Diffusion-PbD: Generalizable Robot Programming by Demonstration with Diffusion Features

Abstract

Programming by Demonstration (PbD) is an intuitive technique for programming robot manipulation skills by demonstrating the desired behavior. However, most existing approaches either require extensive demonstrations or fail to generalize beyond their initial demonstration conditions. We introduce Diffusion-PbD, a novel approach to PbD that enables users to synthesize generalizable robot manipulation skills from a single demonstration by utilizing the representations captured by pre-trained visual foundation models. At demonstration time, hand and object detection priors are used to extract waypoints from the human demonstrations anchored to reference points in the scene. At execution time, features from pre-trained diffusion models are leveraged to identify corresponding reference points in new observations. We validate this approach through a series of real-world robot experiments, showing that Diffusion-PbD is applicable to a wide range of manipulation tasks and has strong ability to generalize to unseen objects, camera viewpoints, and scenes.

Video

Approach Overview

Diffusion-Pbd composes a mixture of pre-trained web-scale foundation models to both extract salient structure from demonstration videos and to transfer that structure to new scenes.
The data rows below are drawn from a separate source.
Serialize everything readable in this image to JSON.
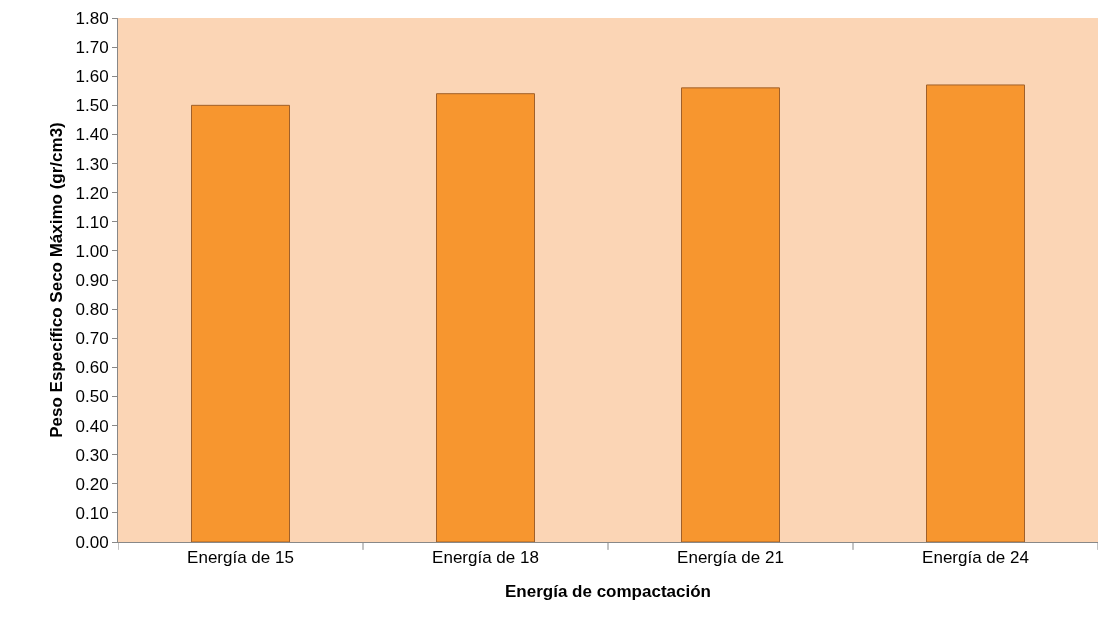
{
  "chart_data": {
    "type": "bar",
    "xlabel": "Energía de compactación",
    "ylabel": "Peso Específico Seco Máximo (gr/cm3)",
    "categories": [
      "Energía de 15",
      "Energía de 18",
      "Energía de 21",
      "Energía de 24"
    ],
    "values": [
      1.5,
      1.54,
      1.56,
      1.57
    ],
    "color": "#f7962f",
    "ylim": [
      0,
      1.8
    ],
    "yticks": [
      {
        "value": 0,
        "label": "0.00"
      },
      {
        "value": 0.1,
        "label": "0.10"
      },
      {
        "value": 0.2,
        "label": "0.20"
      },
      {
        "value": 0.3,
        "label": "0.30"
      },
      {
        "value": 0.4,
        "label": "0.40"
      },
      {
        "value": 0.5,
        "label": "0.50"
      },
      {
        "value": 0.6,
        "label": "0.60"
      },
      {
        "value": 0.7,
        "label": "0.70"
      },
      {
        "value": 0.8,
        "label": "0.80"
      },
      {
        "value": 0.9,
        "label": "0.90"
      },
      {
        "value": 1,
        "label": "1.00"
      },
      {
        "value": 1.1,
        "label": "1.10"
      },
      {
        "value": 1.2,
        "label": "1.20"
      },
      {
        "value": 1.3,
        "label": "1.30"
      },
      {
        "value": 1.4,
        "label": "1.40"
      },
      {
        "value": 1.5,
        "label": "1.50"
      },
      {
        "value": 1.6,
        "label": "1.60"
      },
      {
        "value": 1.7,
        "label": "1.70"
      },
      {
        "value": 1.8,
        "label": "1.80"
      }
    ],
    "grid": false,
    "legend": false
  }
}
The approach is composed of three main phases: (a) human and object detection, (b) waypoint extraction, (c) skill execution. In the first phase, we pre-process the demonstration frames by detecting human hands and their interactions with objects in the scene. Next, we map these detections to waypoints and robot gripper configurations. We anchor the waypoints relative to observation-centric reference points. This representation allow us to map the skill to new scenes by finding corresponding reference points in the new observations.